Verizon's go90 boss is out as Verizon fights to save the video service it's spent over $200 million on

Chip canterLinkedInChip Canter

Chip Canter, the GM in charge of Verizon’s millennial-focused go90 video service, is out, the company confirmed to Business Insider.

Canter, a former NBCU exec, joined go90 last April, a few months after the service’s launch. Go90 was conceived as an ad-supported cross between YouTube and Netflix that would broadly appeal to young people, but it has struggled to attract an audience since its debut in October 2015.

In preparation for go90’s debut, Verizon made big content deals with little oversight, often for slates of shows over multiple years, according to multiple go90 insiders interviewed by Business Insider. Verizon spent $US200 million last year on programming, according to a former member of the go90 team briefed on the budget.

Canter began to bring some discipline to the process at go90, and to more closely target audience segments, former employees said. But they also said he walked into a tough situation, with bad deals already signed, and a struggling tech platform. Now he’s gone, as VideoInk first reported.

It’s Vessel’s turn

Last month, Verizon made a sweeping attempt to fix go90’s tech by releasing a total overhaul of the tech platform. This new version was built by a team from Verizon-acquired Vessel, after Verizon fired over 150 people from go90 in January, mostly those working on the tech.

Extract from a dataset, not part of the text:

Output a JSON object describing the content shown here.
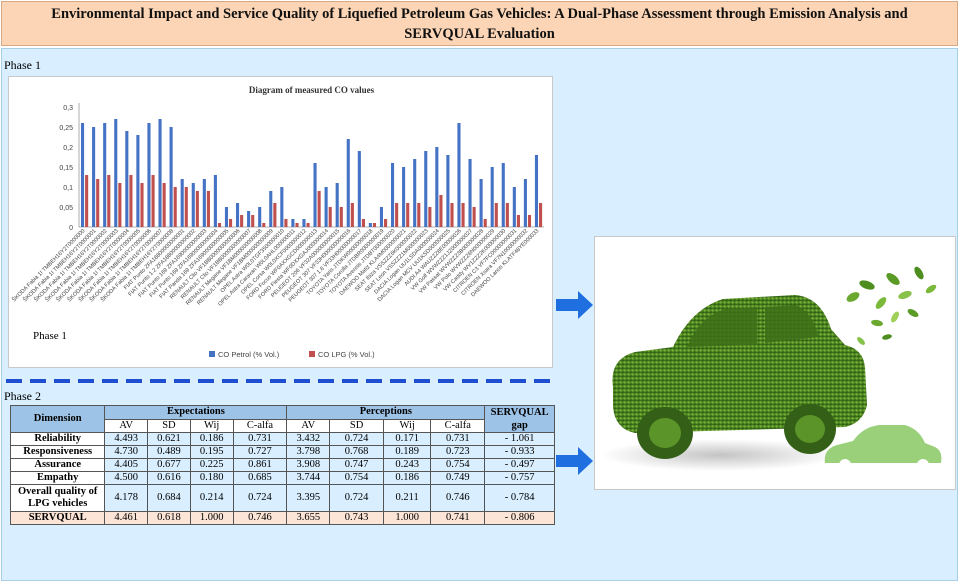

That team will now be in the driver’s seat. “Since integration, Richard Tom and the Vessel team have been on-boarded and are fully up and running and have delivered a strong product,” a Verizon spokesperson said. “Effective immediately, Richard and his team will assume full responsibility for all mobile digital video products.”

Tom is a former Hulu exec who cofounded Vessel along with former Hulu CEO Jason Kilar. Vessel, which launched in early 2015, was widely praised for its recommendation and discovery engine. The problem was that it simply failed to find a big enough audience for its $US2.99-a-month subscription model built around YouTube stars.

In October, Verizon bought Vessel — which had raised more than $US130 million from venture capitalists — for an undisclosed amount. Verizon then shut Vessel down and the team got to work rebuilding the go90 platform.

Verizon seems to be happy with the work they did. Now it’s their chance to see if they can pull go90 out of the doldrums.